In the face of worldwide condemnation for reinstating a Holocaust denier as Bishop (even Chancellor Angela Merkel complained publicly), the Vatican Secretariat of State Cardinal Bertone has now issued an unsigned statement from the Holy See reading in part:
Bishop Williamson, in order to be admitted to episcopal functions within the church, will have to take his distance, in an absolutely unequivocal and public fashion, from his position on the Shoah, which the Holy Father was not aware of when the excommunication was lifted.
Furthermore, perhaps as penance for embarrassing the Pontiff, the Vatican has now also commanded the four former members of the St. Pius X Society to publicly affirm their support for the Second Vatican Council--the very issue that got them excommunicated in the first place.
What bugs me about the Vatican's statement, however, is their dishonest claim that somehow the Pope was innocently unaware that Bishop Williamson was a Holocaust denier.
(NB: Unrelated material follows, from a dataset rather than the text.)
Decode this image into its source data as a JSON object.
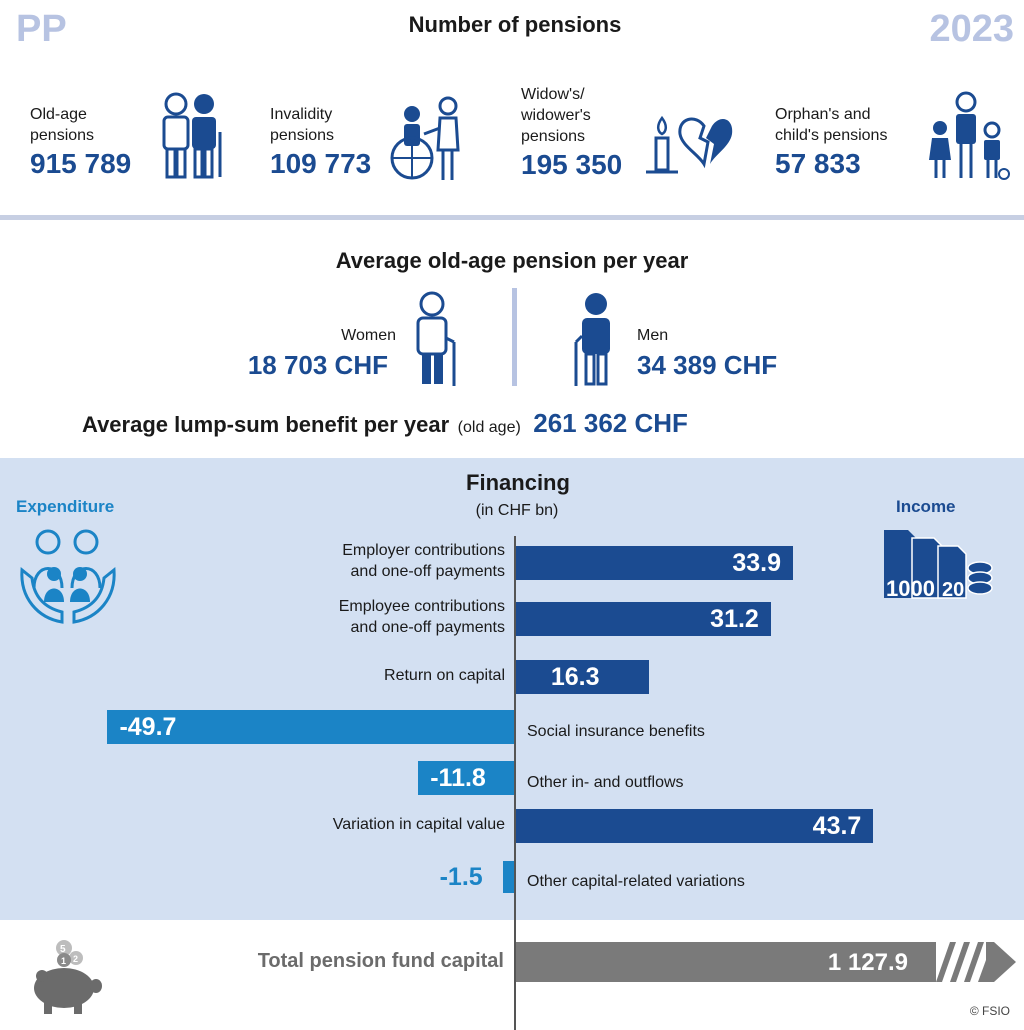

That's crap and everyone knows it. The Pope was just more concerned about taking a political dig at Vatican II than he was about re-admitting a hateful schismatic into the fold.
Meanwhile the Obama Administration just dis-appointed two Cabinet-level officials who had merely underpaid their taxes--a far cry from denying the Holocaust--and President Obama himself personally admitted, "I screwed up." While that is not good news, it is at least a refreshing change from the former President's blanket insistence that he never made any mistakes worth mentioning. Perhaps there is a parable here for Pope Benedict XVI regarding the relative virtues of personal humility versus a doctrine of infallibility.
5 comments:
How does it go? Only God is infallible...?
Lying is a sin. So what Benedict should have said is not that the holocaust views were unknown to him, but the truth: that the political ramifications of a German pope welcoming in a holocaust denier without even a slap on the wrist was unknown to him.
I'm sure they were disappointed when they go the notice of their dis-appointment.
Yes, RbR, that was the intended pun :-)
I'm surprised your brother wasn't more appreciative. He's the Atilla of puns after all.